The Curve Of The Gherkin

The Gherkin Building in St. Mary Axe, London
The Gherkin Building in St. Mary Axe, London

This is a follow-up to this article on photographing London in which I mentioned the Gherkin building in the financial district in London.

I walked around the area, looking for a viewpoint from which I could show the way that the building curves inwards at the bottom. In other words, it really is a gherkin shape narrowing at each end.

You can see what I mean in these two shots. You can also get an idea of the size of the building, which is 590 feet (180m) tall.

Open Space And Criss-Crossed Girders
The building is covered in glass windows, but not all the way down to the ground.

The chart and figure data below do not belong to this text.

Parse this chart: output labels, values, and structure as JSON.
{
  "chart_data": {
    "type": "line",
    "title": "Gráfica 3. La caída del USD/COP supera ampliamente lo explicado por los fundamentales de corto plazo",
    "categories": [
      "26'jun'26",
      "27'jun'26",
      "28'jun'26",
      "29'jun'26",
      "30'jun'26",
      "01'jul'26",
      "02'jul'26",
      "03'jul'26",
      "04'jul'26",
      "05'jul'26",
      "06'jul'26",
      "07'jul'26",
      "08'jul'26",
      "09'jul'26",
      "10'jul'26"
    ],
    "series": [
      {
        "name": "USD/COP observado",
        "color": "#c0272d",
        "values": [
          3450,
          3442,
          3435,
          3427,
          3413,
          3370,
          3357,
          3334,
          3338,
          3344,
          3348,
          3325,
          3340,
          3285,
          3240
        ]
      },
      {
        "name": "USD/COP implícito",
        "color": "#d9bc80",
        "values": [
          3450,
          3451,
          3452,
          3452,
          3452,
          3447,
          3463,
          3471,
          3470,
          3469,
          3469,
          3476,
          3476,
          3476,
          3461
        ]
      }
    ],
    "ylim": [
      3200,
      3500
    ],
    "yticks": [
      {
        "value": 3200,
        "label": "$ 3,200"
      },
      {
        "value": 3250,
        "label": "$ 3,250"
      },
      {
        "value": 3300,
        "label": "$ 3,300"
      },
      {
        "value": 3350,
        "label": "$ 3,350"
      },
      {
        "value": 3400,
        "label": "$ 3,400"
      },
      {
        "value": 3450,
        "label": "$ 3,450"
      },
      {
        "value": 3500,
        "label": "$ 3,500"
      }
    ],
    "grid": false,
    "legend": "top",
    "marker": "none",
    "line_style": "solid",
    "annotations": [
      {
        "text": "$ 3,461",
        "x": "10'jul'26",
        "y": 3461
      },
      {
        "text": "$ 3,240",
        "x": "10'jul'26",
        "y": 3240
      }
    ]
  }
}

At ground level you see the criss-cross of the supporting girders with the lowest windows and doors set back behind them.

The girders make a kind of porch all around the building.

There is also some open space around the building and only a token fence between it and the pavement, so when you get close to the Gherkin you see this ‘looming yet somehow elegant’ building sitting there on its network of crossed girders.

I think that makes for a much more successful design than would have been the case if the windows had continued to encase the structure right to ground level. Then I think the building would have had no ‘bottom’. It would have looked more like it was rising out of the ground with part hidden below – perhaps like a ballistic missile being launched from its underground silo.

The Gherkin Showing The Curve Of The Building
The Gherkin Showing The Lower Curve Of The Building

The Church Of St. Helen’s
Meanwhile, just a few tens of yards from the gherkin there is the Church of St. Helen’s dating back to 1633. It was damaged by the same IRA bomb that blew out the front of the Baltic Exchange building.

As I mentioned in my last article, following the explosion the Baltic Exchange was demolished because it was considered too expensive to repair and the Gherkin building now stands on the site of the Exchange.

Luckily, the church was repaired rather than being torn down.

Great St. Helens Church In London
Great St. Helens Church In London

It is not hard to imagine this church set in a maze of narrow, winding streets. Those streets have gone, and the rebuilding that is happening in the area now is on a massive scale.

New Steel Skeletons
Just across the street from the church there are the steel skeletons of new buildings that growing over and through the streets. Looking at the steelwork, it is not hard to think of some robot world where the buildings build themselves and march ever onward.